Considering that the Constitutional Court of Ukraine has interpreted “confidential information” to include all personal data related to individual, the broad scope of Article 182 poses a real threat to freedom of speech. In order to address this issue, the draft bill on Personal Information (introduced in June 2001) proposes that this article be amended to criminalize only the use of personal data for unlawful actions that endanger the life or health of the person concerned.
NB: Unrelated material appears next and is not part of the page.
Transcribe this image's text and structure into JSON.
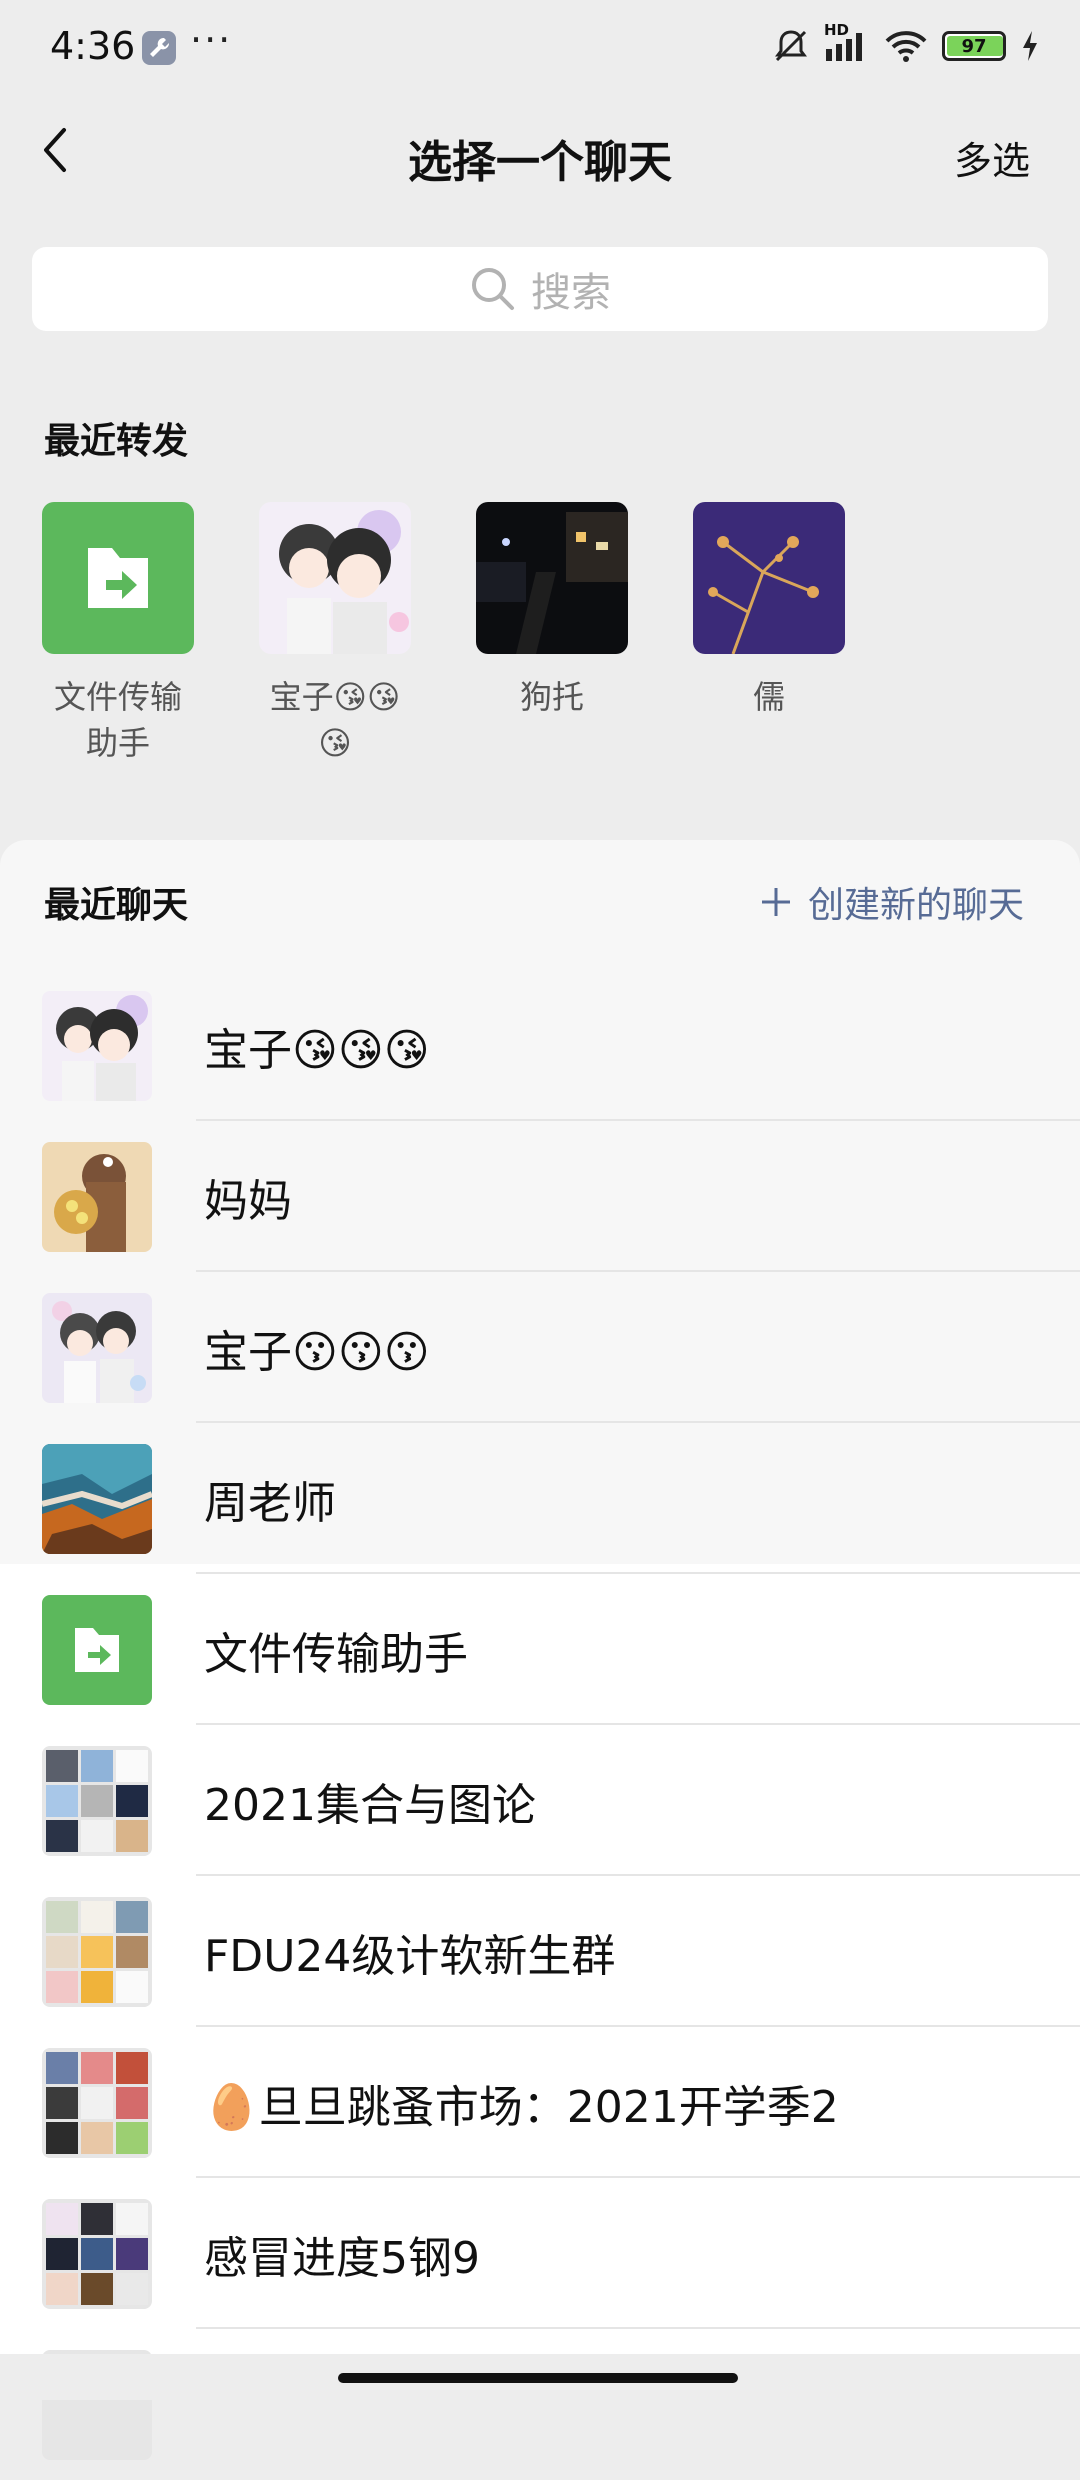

The 1992 Act on Information provides a right of access to government records.[2744] Article 21 sets out methods for making official information public, including disclosing it to interested persons orally, in writing or in other ways. Article 29 of the Statute prohibits the limitation of the right to obtain non-covert information. Article 37 sets out a long list of exceptions. The author of a rejected or postponed request has a right to appeal the decision to a higher echelon or court (Article 34). There is limited access to the files of the former secret police under the Act “on rehabilitation of victims of political repressions,” which gives the rehabilitated citizen or his heirs the right to read his personal file kept in the KGB archives.
Access to public and private archives is regulated by the Law on National Archival Fund and Archival Bodies of December 24, 1993 (No. 3814-XII) in the version of the Law of December 13, 2001 (No. 2888-III). Article 16 provides that archival bodies have the right to limit access to documents owned by state or local communities containing state secrets, or other secrets protected by the laws until the documents are declassified by state secrecy experts. The duration of access limitation is regulated by the Law on State Secret of November 21, 1999. It ranges from five to thirty years depending on the level of secrecy. Public access to confidential personal data the disclosure of which could threaten life or the inviolability of the home is barred for seventy-five years. It is possible to get access to such documents with the permission of the data subject or his heirs. Access is permitted to the staff of the archival bodies, courts, law-enforcement and tax bodies if provided by laws.
Ukraine is a member of the Council of Europe but has not signed or ratified the Convention No. 108. It has signed and ratified the European Convention for the Protection of Human Rights and Fundamental Freedoms.[2745] The European Parliament supported the European Union Common Strategy towards Ukraine in a vote on March 15, 2001, but at the same time it urged rapid changes to many current Ukraine policies.[2746]